How to do an HTML dump

From Meta, a Wikimedia project coordination wiki
Jump to navigation Jump to search

MediaWiki[edit]

  • Download MediaWiki and put it in a directory viewable through Apache+PHP.
  • Configure it. The prefix for French Wikipedia tables is "frwp.".
  • cd skins ; ln -s disabled/HTMLDump.php .

Extensions[edit]

Some extensions are needed on top of vanilla MediaWiki. For instance, {{#if}} only works if ParserFunctions is installed.

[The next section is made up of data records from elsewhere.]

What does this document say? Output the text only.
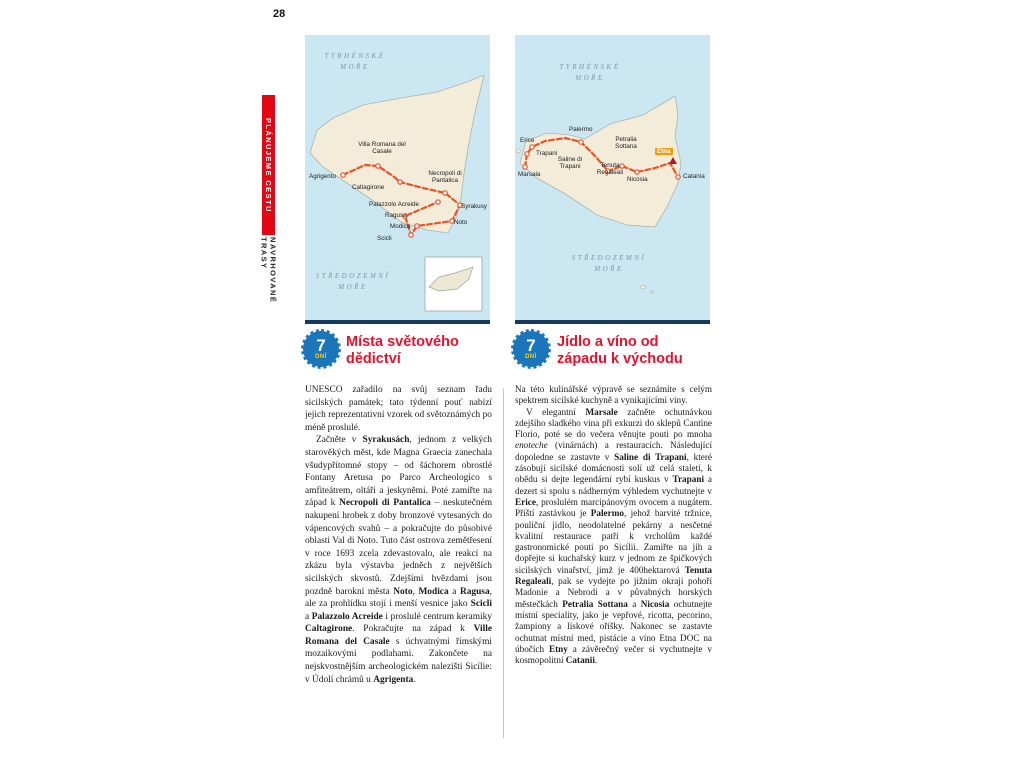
28
PLÁNUJEME CESTU
NAVRHOVANÉ TRASY
TYRHÉNSKÉ MOŘE
STŘEDOZEMNÍ MOŘE
Villa Romana del Casale
Agrigento
Caltagirone
Necropoli di Pantalica
Palazzolo Acreide	Syrakusy
Ragusa
Modica
Noto
Scicli
TYRHÉNSKÉ MOŘE
STŘEDOZEMNÍ MOŘE
Erice
Palermo
Petralia Sottana
Trapani
Saline di Trapani
Marsala
Tenuta Regaleali
Nicosia
Etna
Catania
7
DNÍ
Místa světového dědictví
7
DNÍ
Jídlo a víno od západu k východu

UNESCO zařadilo na svůj seznam řadu sicilských památek; tato týdenní pouť nabízí jejich reprezentativní vzorek od světoznámých po méně proslulé.

Začněte v Syrakusách, jednom z velkých starověkých měst, kde Magna Graecia zanechala všudypřítomné stopy – od šáchorem obrostlé Fontany Aretusa po Parco Archeologico s amfiteátrem, oltáři a jeskyněmi. Poté zamiřte na západ k Necropoli di Pantalica – neskutečném nakupení hrobek z doby bronzové vytesaných do vápencových svahů – a pokračujte do působivé oblasti Val di Noto. Tuto část ostrova zemětřesení v roce 1693 zcela zdevastovalo, ale reakcí na zkázu byla výstavba jedněch z největších sicilských skvostů. Zdejšími hvězdami jsou pozdně barokní města Noto, Modica a Ragusa, ale za prohlídku stojí i menší vesnice jako Scicli a Palazzolo Acreide i proslulé centrum keramiky Caltagirone. Pokračujte na západ k Ville Romana del Casale s úchvatnými římskými mozaikovými podlahami. Zakončete na nejskvostnějším archeologickém nalezišti Sicílie: v Údolí chrámů u Agrigenta.

Na této kulinářské výpravě se seznámíte s celým spektrem sicilské kuchyně a vynikajícími víny.

V elegantní Marsale začněte ochutnávkou zdejšího sladkého vína při exkurzi do sklepů Cantine Florio, poté se do večera věnujte pouti po mnoha enoteche (vinárnách) a restauracích. Následující dopoledne se zastavte v Saline di Trapani, které zásobují sicilské domácnosti solí už celá staletí, k obědu si dejte legendární rybí kuskus v Trapani a dezert si spolu s nádherným výhledem vychutnejte v Erice, proslulém marcipánovým ovocem a nugátem. Příští zastávkou je Palermo, jehož barvité tržnice, pouliční jídlo, neodolatelné pekárny a nesčetné kvalitní restaurace patří k vrcholům každé gastronomické pouti po Sicílii. Zamiřte na jih a dopřejte si kuchařský kurz v jednom ze špičkových sicilských vinařství, jímž je 400hektarová Tenuta Regaleali, pak se vydejte po jižním okraji pohoří Madonie a Nebrodi a v půvabných horských městečkách Petralia Sottana a Nicosia ochutnejte místní speciality, jako je vepřové, ricotta, pecorino, žampiony a lískové oříšky. Nakonec se zastavte ochutnat místní med, pistácie a víno Etna DOC na úbočích Etny a závěrečný večer si vychutnejte v kosmopolitní Catanii.
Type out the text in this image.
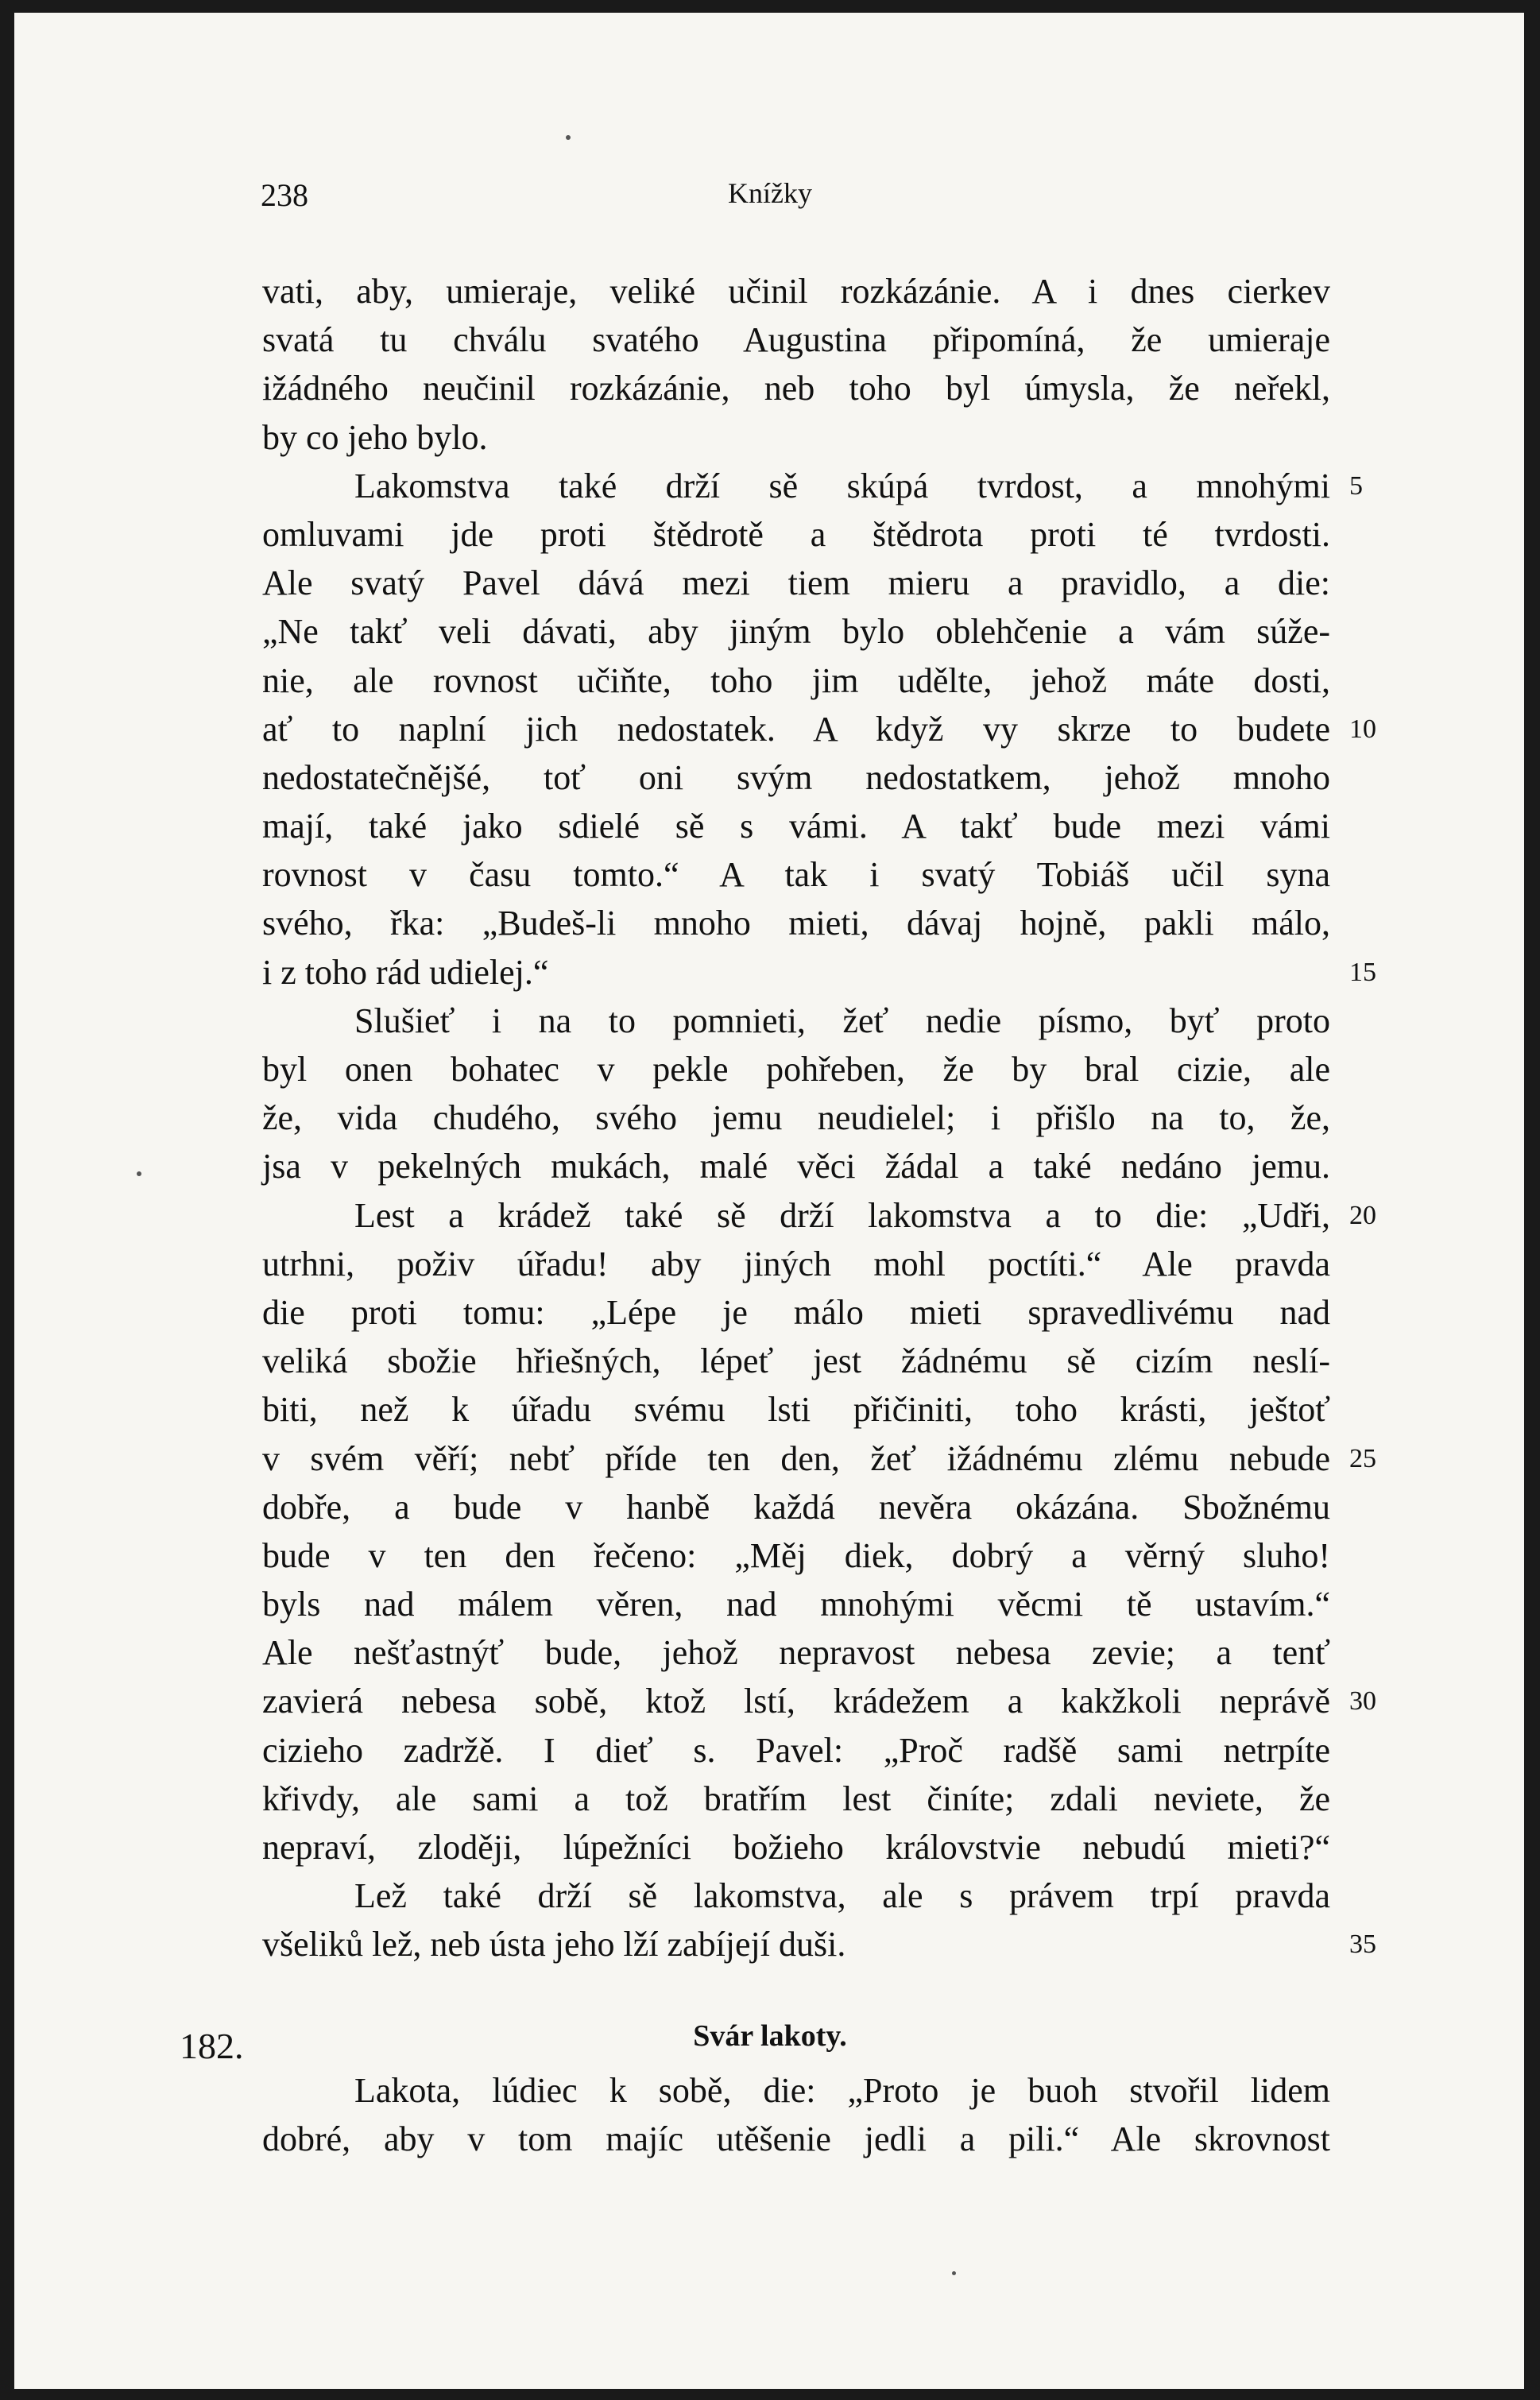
238	Knížky
vati, aby, umieraje, veliké učinil rozkázánie. A i dnes cierkev
svatá tu chválu svatého Augustina připomíná, že umieraje
ižádného neučinil rozkázánie, neb toho byl úmysla, že neřekl,
by co jeho bylo.
Lakomstva také drží sě skúpá tvrdost, a mnohými 5
omluvami jde proti štědrotě a štědrota proti té tvrdosti.
Ale svatý Pavel dává mezi tiem mieru a pravidlo, a die:
„Ne takť veli dávati, aby jiným bylo oblehčenie a vám súže-
nie, ale rovnost učiňte, toho jim udělte, jehož máte dosti,
ať to naplní jich nedostatek. A když vy skrze to budete 10
nedostatečnějšé, toť oni svým nedostatkem, jehož mnoho
mají, také jako sdielé sě s vámi. A takť bude mezi vámi
rovnost v času tomto.“ A tak i svatý Tobiáš učil syna
svého, řka: „Budeš-li mnoho mieti, dávaj hojně, pakli málo,
i z toho rád udielej.“	15
Slušieť i na to pomnieti, žeť nedie písmo, byť proto
byl onen bohatec v pekle pohřeben, že by bral cizie, ale
že, vida chudého, svého jemu neudielel; i přišlo na to, že,
jsa v pekelných mukách, malé věci žádal a také nedáno jemu.
Lest a krádež také sě drží lakomstva a to die: „Udři, 20
utrhni, poživ úřadu! aby jiných mohl poctíti.“ Ale pravda
die proti tomu: „Lépe je málo mieti spravedlivému nad
veliká sbožie hřiešných, lépeť jest žádnému sě cizím neslí-
biti, než k úřadu svému lsti přičiniti, toho krásti, ještoť
v svém věří; nebť příde ten den, žeť ižádnému zlému nebude 25
dobře, a bude v hanbě každá nevěra okázána. Sbožnému
bude v ten den řečeno: „Měj diek, dobrý a věrný sluho!
byls nad málem věren, nad mnohými věcmi tě ustavím.“
Ale nešťastnýť bude, jehož nepravost nebesa zevie; a tenť
zavierá nebesa sobě, ktož lstí, krádežem a kakžkoli neprávě 30
cizieho zadržě. I dieť s. Pavel: „Proč radšě sami netrpíte
křivdy, ale sami a tož bratřím lest činíte; zdali neviete, že
nepraví, zloději, lúpežníci božieho královstvie nebudú mieti?“
Lež také drží sě lakomstva, ale s právem trpí pravda
všeliků lež, neb ústa jeho lží zabíjejí duši.	35
182.	Svár lakoty.
Lakota, lúdiec k sobě, die: „Proto je buoh stvořil lidem
dobré, aby v tom majíc utěšenie jedli a pili.“ Ale skrovnost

require_once( "$IP/extensions/ParserFunctions/ParserFunctions.php" );
require_once( "$IP/extensions/SiteMatrix/SiteMatrix.php" );
require_once( "$IP/extensions/timeline/Timeline.php" );
require_once( "$IP/extensions/wikihiero/wikihiero.php" );
require_once( "$IP/extensions/Cite/Cite.php" );

Math[edit]

  • mkdir images/math images/tmp
  • Make sure Objective Caml >= 1.06 is installed, cd math, make
  • Make sure latex is installed
  • Test: ./texvc ../images/tmp ../image.math 'x+y=1'
  • rm ../image.math/3bc90184258d33db0b561566bd643266.png
  • Edit LocalSettings.php, set $wgUseTeX = true;

Timelines[edit]

  • Install ploticus 2.33
  • After require_once( "$IP/extensions/timeline/Timeline.php" ); in LocalSettings.php, set $wgTimelineSettings->ploticusCommand = "/usr/local/bin/pl";
  • FIXME non-ASCII characters get encoded wrong

Special setup for fr:[edit]

Edit LocalSettings.php, adding:

$wgNamespacesWithSubpages[4] = 1;
$wgNamespacesWithSubpages[100] = 1;
$wgNamespacesWithSubpages[101] = 1;
$wgNamespacesWithSubpages[103] = 1;
$wgNamespacesWithSubpages[105] = 1;
                                                                                       
$wgExtraNamespaces =
    array(100 => "Portail",
          101 => "Discussion_portail",
          102 => "Projet",
          103 => "Discussion_projet",
          104 => "Référence",
          105 => "Discussion_Référence"
         );

Databases[edit]

Need Java Runtime Environment 1.4 or better 1.5 installed. Get mwdumper.jar (ou ici en cas de problème d'Invalid Contributor). Read the instructions for more info.

java -jar mwdumper.jar --format=sql:1.5 frwiki-20100622-pages-articles.xml.bz2 | mysql -u <username> -p <databasename>
gunzip < frwiki-20061014-interwiki.sql.gz | mysql -u <username> -p <databasename>
gunzip < frwiki-20100622-image.sql.gz | mysql -u <username> -p <databasename>
gunzip < frwiki-20100622-langlinks.sql.gz | mysql -u <username> -p <databasename>
gunzip < frwiki-20100622-imagelinks.sql.gz | mysql -u <username> -p <databasename>
gunzip < frwiki-20100622-site_stats.sql.gz | mysql -u <username> -p <databasename>
gunzip < frwiki-20100622-pagelinks.sql.gz | mysql -u <username> -p <databasename>
gunzip < frwiki-20100622-categorylinks.sql.gz | mysql -u <username> -p <databasename>